As the audience follow performers through the outside space, they encounter vignettes of dance and aerial acrobatic performances out in the fresh air among the trees, and interact directly with a guide character who gives individual audience members responsibility for items such as a small balloon, chocolate coins, and, eventually, star-shaped ornaments made of ribbon and cardstock, which they use later on once they are back inside the gallery.
On returning to the gallery interior, the audience discover across a previously hidden space that contains giant wishing tree sculptures made of steel and wood which they can walk around and underneath. They write their wishes for the year ahead on the ornaments they were given in the forest and tie these to the trees. As the show run continues these trees are filling up with hundreds of wishes from audiences of all ages.

NP: How do you design an immersive experience that’s enjoyable for both kids and adults?
JB: By working with an incredibly talented and experienced team of designers and theatremakers! I am thrilled to have been able to assemble such a wonderful creative and production team for this project.
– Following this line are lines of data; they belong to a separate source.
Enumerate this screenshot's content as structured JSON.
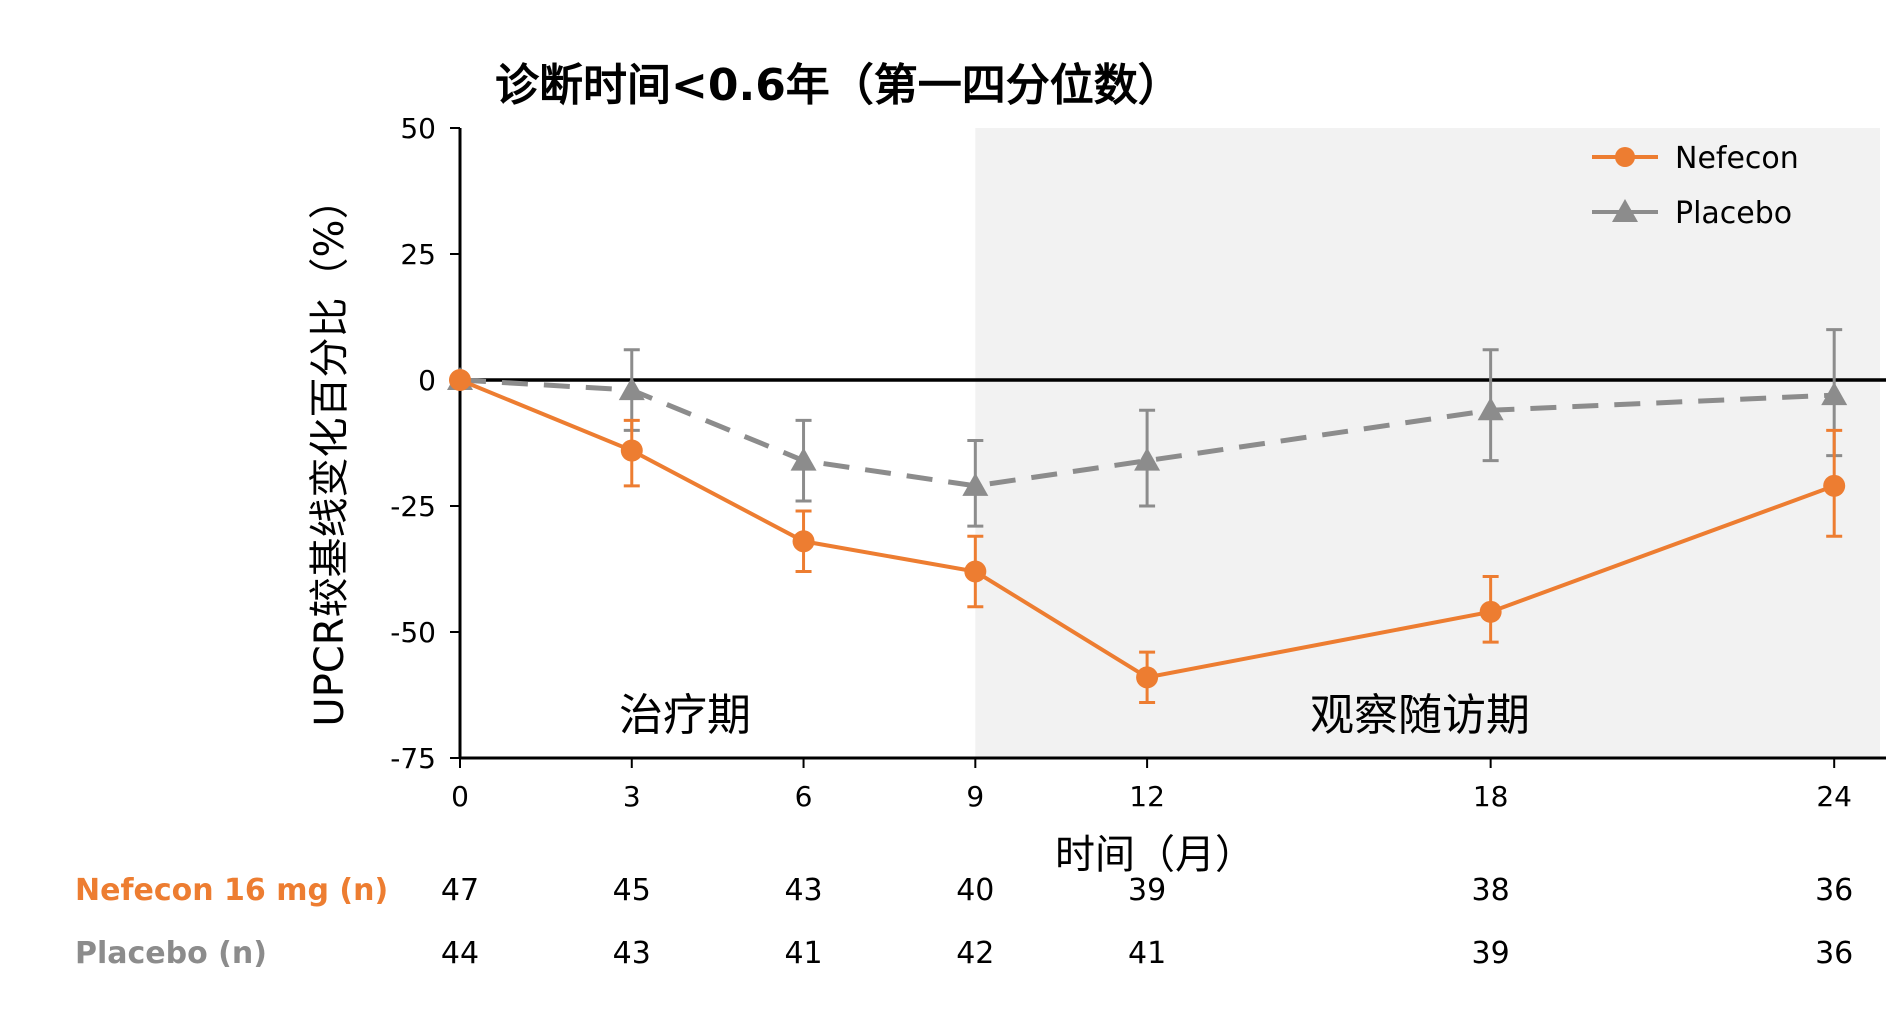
{
  "chart_data": {
    "type": "line",
    "title": "诊断时间<0.6年（第一四分位数）",
    "xlabel": "时间（月）",
    "ylabel": "UPCR较基线变化百分比（%）",
    "x": [
      0,
      3,
      6,
      9,
      12,
      18,
      24
    ],
    "x_ticks": [
      "0",
      "3",
      "6",
      "9",
      "12",
      "18",
      "24"
    ],
    "y_ticks": [
      "50",
      "25",
      "0",
      "-25",
      "-50",
      "-75"
    ],
    "ylim": [
      -75,
      50
    ],
    "xlim": [
      0,
      24.8
    ],
    "shaded_from_x": 9,
    "period_labels": {
      "treatment": "治疗期",
      "followup": "观察随访期"
    },
    "legend_position": "top-right",
    "colors": {
      "nefecon": "#ED7D31",
      "placebo": "#8C8C8C",
      "shade": "#F2F2F2",
      "axis": "#000000"
    },
    "series": [
      {
        "name": "Nefecon",
        "marker": "circle",
        "line_style": "solid",
        "values": [
          0,
          -14,
          -32,
          -38,
          -59,
          -46,
          -21
        ],
        "error_low": [
          0,
          -21,
          -38,
          -45,
          -64,
          -52,
          -31
        ],
        "error_high": [
          0,
          -8,
          -26,
          -31,
          -54,
          -39,
          -10
        ]
      },
      {
        "name": "Placebo",
        "marker": "triangle",
        "line_style": "dashed",
        "values": [
          0,
          -2,
          -16,
          -21,
          -16,
          -6,
          -3
        ],
        "error_low": [
          0,
          -10,
          -24,
          -29,
          -25,
          -16,
          -15
        ],
        "error_high": [
          0,
          6,
          -8,
          -12,
          -6,
          6,
          10
        ]
      }
    ],
    "risk_table": {
      "rows": [
        {
          "label": "Nefecon 16 mg (n)",
          "color": "#ED7D31",
          "values": [
            "47",
            "45",
            "43",
            "40",
            "39",
            "38",
            "36"
          ]
        },
        {
          "label": "Placebo (n)",
          "color": "#8C8C8C",
          "values": [
            "44",
            "43",
            "41",
            "42",
            "41",
            "39",
            "36"
          ]
        }
      ]
    }
  }
}
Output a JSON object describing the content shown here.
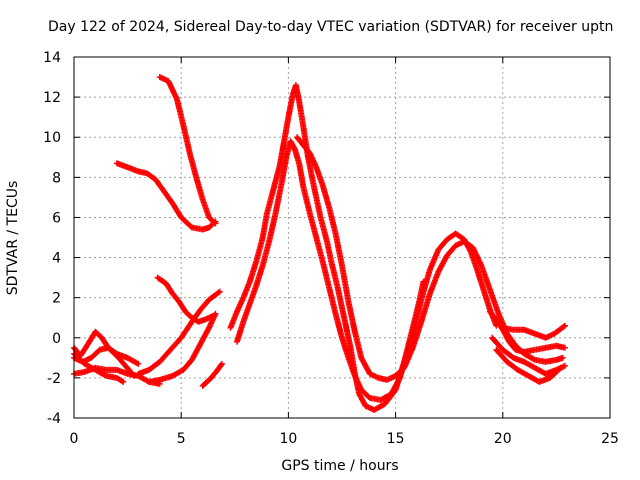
{
  "chart_data": {
    "type": "scatter",
    "title": "Day 122 of 2024, Sidereal Day-to-day VTEC variation (SDTVAR) for receiver uptn",
    "xlabel": "GPS time / hours",
    "ylabel": "SDTVAR / TECUs",
    "xlim": [
      0,
      25
    ],
    "ylim": [
      -4,
      14
    ],
    "xticks": [
      0,
      5,
      10,
      15,
      20,
      25
    ],
    "yticks": [
      -4,
      -2,
      0,
      2,
      4,
      6,
      8,
      10,
      12,
      14
    ],
    "grid": true,
    "marker": "+",
    "color": "#ff0000",
    "series": [
      {
        "name": "arc-1",
        "points": [
          [
            4.0,
            13.0
          ],
          [
            4.4,
            12.8
          ],
          [
            4.8,
            11.9
          ],
          [
            5.1,
            10.6
          ],
          [
            5.4,
            9.2
          ],
          [
            5.7,
            8.0
          ],
          [
            6.0,
            6.9
          ],
          [
            6.3,
            6.0
          ],
          [
            6.6,
            5.7
          ]
        ]
      },
      {
        "name": "arc-2",
        "points": [
          [
            2.0,
            8.7
          ],
          [
            2.5,
            8.5
          ],
          [
            3.0,
            8.3
          ],
          [
            3.4,
            8.2
          ],
          [
            3.8,
            7.9
          ],
          [
            4.2,
            7.3
          ],
          [
            4.6,
            6.7
          ],
          [
            5.0,
            6.0
          ],
          [
            5.5,
            5.5
          ],
          [
            6.0,
            5.4
          ],
          [
            6.3,
            5.5
          ],
          [
            6.6,
            5.8
          ]
        ]
      },
      {
        "name": "arc-3",
        "points": [
          [
            3.9,
            3.0
          ],
          [
            4.3,
            2.7
          ],
          [
            4.6,
            2.2
          ],
          [
            4.9,
            1.8
          ],
          [
            5.2,
            1.3
          ],
          [
            5.5,
            1.0
          ],
          [
            5.8,
            0.8
          ],
          [
            6.1,
            0.9
          ],
          [
            6.5,
            1.1
          ]
        ]
      },
      {
        "name": "arc-4",
        "points": [
          [
            3.0,
            -1.8
          ],
          [
            3.5,
            -1.6
          ],
          [
            4.0,
            -1.2
          ],
          [
            4.5,
            -0.6
          ],
          [
            5.0,
            0.0
          ],
          [
            5.5,
            0.8
          ],
          [
            5.9,
            1.4
          ],
          [
            6.3,
            1.9
          ],
          [
            6.8,
            2.3
          ]
        ]
      },
      {
        "name": "arc-5",
        "points": [
          [
            3.5,
            -2.2
          ],
          [
            4.0,
            -2.1
          ],
          [
            4.6,
            -1.9
          ],
          [
            5.1,
            -1.6
          ],
          [
            5.5,
            -1.1
          ],
          [
            5.9,
            -0.3
          ],
          [
            6.3,
            0.5
          ],
          [
            6.6,
            1.2
          ]
        ]
      },
      {
        "name": "arc-6",
        "points": [
          [
            6.0,
            -2.4
          ],
          [
            6.4,
            -2.0
          ],
          [
            6.7,
            -1.6
          ],
          [
            6.9,
            -1.3
          ]
        ]
      },
      {
        "name": "arc-7",
        "points": [
          [
            0.0,
            -0.5
          ],
          [
            0.3,
            -0.9
          ],
          [
            0.6,
            -0.4
          ],
          [
            1.0,
            0.3
          ],
          [
            1.3,
            0.0
          ],
          [
            1.6,
            -0.5
          ],
          [
            2.0,
            -0.8
          ],
          [
            2.5,
            -1.0
          ],
          [
            3.0,
            -1.3
          ]
        ]
      },
      {
        "name": "arc-8",
        "points": [
          [
            0.0,
            -1.0
          ],
          [
            0.4,
            -1.2
          ],
          [
            0.8,
            -1.0
          ],
          [
            1.2,
            -0.6
          ],
          [
            1.6,
            -0.5
          ],
          [
            2.0,
            -0.9
          ],
          [
            2.4,
            -1.4
          ],
          [
            2.8,
            -1.9
          ]
        ]
      },
      {
        "name": "arc-9",
        "points": [
          [
            0.0,
            -1.8
          ],
          [
            0.5,
            -1.7
          ],
          [
            1.0,
            -1.5
          ],
          [
            1.5,
            -1.6
          ],
          [
            2.0,
            -1.6
          ],
          [
            2.5,
            -1.8
          ],
          [
            3.0,
            -1.9
          ],
          [
            3.5,
            -2.2
          ],
          [
            4.0,
            -2.3
          ]
        ]
      },
      {
        "name": "arc-10",
        "points": [
          [
            0.0,
            -0.8
          ],
          [
            0.5,
            -1.3
          ],
          [
            1.0,
            -1.6
          ],
          [
            1.5,
            -1.9
          ],
          [
            2.0,
            -2.0
          ],
          [
            2.3,
            -2.2
          ]
        ]
      },
      {
        "name": "arc-11",
        "points": [
          [
            7.3,
            0.5
          ],
          [
            7.6,
            1.3
          ],
          [
            7.9,
            2.0
          ],
          [
            8.2,
            2.8
          ],
          [
            8.5,
            3.8
          ],
          [
            8.8,
            5.0
          ],
          [
            9.0,
            6.2
          ],
          [
            9.3,
            7.4
          ],
          [
            9.6,
            8.6
          ],
          [
            9.8,
            9.8
          ],
          [
            10.0,
            11.0
          ],
          [
            10.2,
            12.1
          ],
          [
            10.35,
            12.6
          ],
          [
            10.5,
            11.8
          ],
          [
            10.7,
            10.5
          ],
          [
            10.9,
            9.1
          ],
          [
            11.1,
            8.0
          ],
          [
            11.3,
            7.0
          ],
          [
            11.5,
            6.0
          ],
          [
            11.8,
            4.8
          ],
          [
            12.0,
            3.8
          ],
          [
            12.3,
            2.5
          ],
          [
            12.6,
            1.0
          ],
          [
            12.9,
            -0.5
          ],
          [
            13.1,
            -1.8
          ],
          [
            13.3,
            -2.8
          ],
          [
            13.6,
            -3.4
          ],
          [
            14.0,
            -3.6
          ],
          [
            14.5,
            -3.3
          ],
          [
            15.0,
            -2.6
          ],
          [
            15.4,
            -1.2
          ],
          [
            15.8,
            0.5
          ],
          [
            16.1,
            1.8
          ],
          [
            16.3,
            2.8
          ]
        ]
      },
      {
        "name": "arc-12",
        "points": [
          [
            7.6,
            -0.2
          ],
          [
            7.9,
            0.8
          ],
          [
            8.2,
            1.7
          ],
          [
            8.5,
            2.6
          ],
          [
            8.8,
            3.6
          ],
          [
            9.1,
            4.8
          ],
          [
            9.4,
            6.2
          ],
          [
            9.7,
            7.8
          ],
          [
            9.9,
            9.0
          ],
          [
            10.1,
            9.8
          ],
          [
            10.3,
            9.4
          ],
          [
            10.5,
            8.7
          ],
          [
            10.7,
            7.5
          ],
          [
            11.0,
            6.2
          ],
          [
            11.3,
            5.0
          ],
          [
            11.6,
            3.8
          ],
          [
            11.9,
            2.5
          ],
          [
            12.2,
            1.2
          ],
          [
            12.5,
            0.0
          ],
          [
            12.8,
            -1.0
          ],
          [
            13.1,
            -1.9
          ],
          [
            13.4,
            -2.6
          ],
          [
            13.8,
            -3.0
          ],
          [
            14.3,
            -3.1
          ],
          [
            14.8,
            -2.8
          ],
          [
            15.2,
            -2.0
          ],
          [
            15.5,
            -0.9
          ],
          [
            15.9,
            0.6
          ],
          [
            16.3,
            2.3
          ],
          [
            16.6,
            3.4
          ],
          [
            17.0,
            4.4
          ],
          [
            17.4,
            4.9
          ],
          [
            17.8,
            5.2
          ],
          [
            18.2,
            4.9
          ],
          [
            18.5,
            4.3
          ],
          [
            18.8,
            3.4
          ],
          [
            19.1,
            2.4
          ],
          [
            19.4,
            1.4
          ],
          [
            19.7,
            0.6
          ]
        ]
      },
      {
        "name": "arc-13",
        "points": [
          [
            10.4,
            10.0
          ],
          [
            10.7,
            9.6
          ],
          [
            11.0,
            9.2
          ],
          [
            11.3,
            8.5
          ],
          [
            11.6,
            7.6
          ],
          [
            11.9,
            6.5
          ],
          [
            12.2,
            5.2
          ],
          [
            12.5,
            3.6
          ],
          [
            12.8,
            1.8
          ],
          [
            13.1,
            0.3
          ],
          [
            13.4,
            -1.0
          ],
          [
            13.8,
            -1.8
          ],
          [
            14.2,
            -2.0
          ],
          [
            14.6,
            -2.1
          ],
          [
            15.0,
            -1.9
          ],
          [
            15.4,
            -1.5
          ],
          [
            15.8,
            -0.5
          ],
          [
            16.2,
            0.8
          ],
          [
            16.6,
            2.2
          ],
          [
            17.0,
            3.3
          ],
          [
            17.4,
            4.1
          ],
          [
            17.8,
            4.6
          ],
          [
            18.2,
            4.8
          ],
          [
            18.6,
            4.5
          ],
          [
            19.0,
            3.6
          ],
          [
            19.4,
            2.4
          ],
          [
            19.8,
            1.2
          ],
          [
            20.2,
            0.2
          ],
          [
            20.6,
            -0.4
          ],
          [
            21.0,
            -0.8
          ],
          [
            21.5,
            -1.1
          ],
          [
            22.0,
            -1.2
          ],
          [
            22.5,
            -1.1
          ],
          [
            22.8,
            -1.0
          ]
        ]
      },
      {
        "name": "arc-14",
        "points": [
          [
            19.5,
            0.0
          ],
          [
            20.0,
            -0.6
          ],
          [
            20.5,
            -1.0
          ],
          [
            21.0,
            -1.2
          ],
          [
            21.5,
            -1.5
          ],
          [
            22.0,
            -1.8
          ],
          [
            22.5,
            -1.6
          ],
          [
            22.9,
            -1.4
          ]
        ]
      },
      {
        "name": "arc-15",
        "points": [
          [
            19.7,
            -0.6
          ],
          [
            20.2,
            -1.2
          ],
          [
            20.7,
            -1.6
          ],
          [
            21.2,
            -1.9
          ],
          [
            21.7,
            -2.2
          ],
          [
            22.2,
            -2.0
          ],
          [
            22.7,
            -1.5
          ]
        ]
      },
      {
        "name": "arc-16",
        "points": [
          [
            20.0,
            0.5
          ],
          [
            20.5,
            0.4
          ],
          [
            21.0,
            0.4
          ],
          [
            21.5,
            0.2
          ],
          [
            22.0,
            0.0
          ],
          [
            22.4,
            0.2
          ],
          [
            22.9,
            0.6
          ]
        ]
      },
      {
        "name": "arc-17",
        "points": [
          [
            19.4,
            1.3
          ],
          [
            19.7,
            0.9
          ],
          [
            20.0,
            0.4
          ],
          [
            20.3,
            -0.2
          ],
          [
            20.6,
            -0.6
          ],
          [
            21.0,
            -0.7
          ],
          [
            21.5,
            -0.6
          ],
          [
            22.0,
            -0.5
          ],
          [
            22.5,
            -0.4
          ],
          [
            22.9,
            -0.5
          ]
        ]
      }
    ]
  }
}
During the creative process, we talked a lot about how to design the experience for kids and adults, and what we discovered is that the key with this project was to engage the imagination of the children in our audiences but also to engage the childhood memories and imaginations of the adults in our audiences. This is where the nostalgic elements in the sound and lighting designs really come into play. Since opening night, we have found that audience groups including children behave and respond differently to all-adult groups.
NP: How have audiences reacted so far?
JB: Very well, a lot of responses have included people saying that they feel more peaceful and like there is a space here to not be bombarded with all the noise of the holiday season, and that they enjoy the time spent with their loved ones. A few people have already been more than once and have noticed different aspects of the installation each time. There hasn’t been a performance installation like this in this area before, so it’s also a new and unique experience for many of our audience.
NP: What’s surprised you so far during the process?
JB: I absolutely love watching the wish tree sculptures come to life as they collect all the wishes of our audiences. The interesting thing is that a lot of people wish for the same sorts of things — universal concepts such as love, security, time with their families, health and happiness. Seeing audiences realize how similar so many of us are is very touching to watch. And of course it’s adorable to read the children’s wishes, which are often the same as adult wishes, with the occasional wish for Pokémon as well!
NP: What do you hope folks take away from the experience?
JB: When we first started work on this project and I was telling people about it, I found that a lot of people, particularly older people, would start to tell me about a memory they had of doing something with their parents or grandparents during the winter. Sometimes it would be that they had been to see a play together, or a concert or exhibition, but often it would be something very simple like listening to old records at their grandparents’ home or going for a walk and kicking their feet through leaves.
I realized that that’s what this project is; I want the experience we have created of being surprised and delighted by something magical in the forest to be something that the families in our audiences remember as a special and peaceful time spent together exploring.
The Enchanted Forest runs through January 6. Tickets are $35.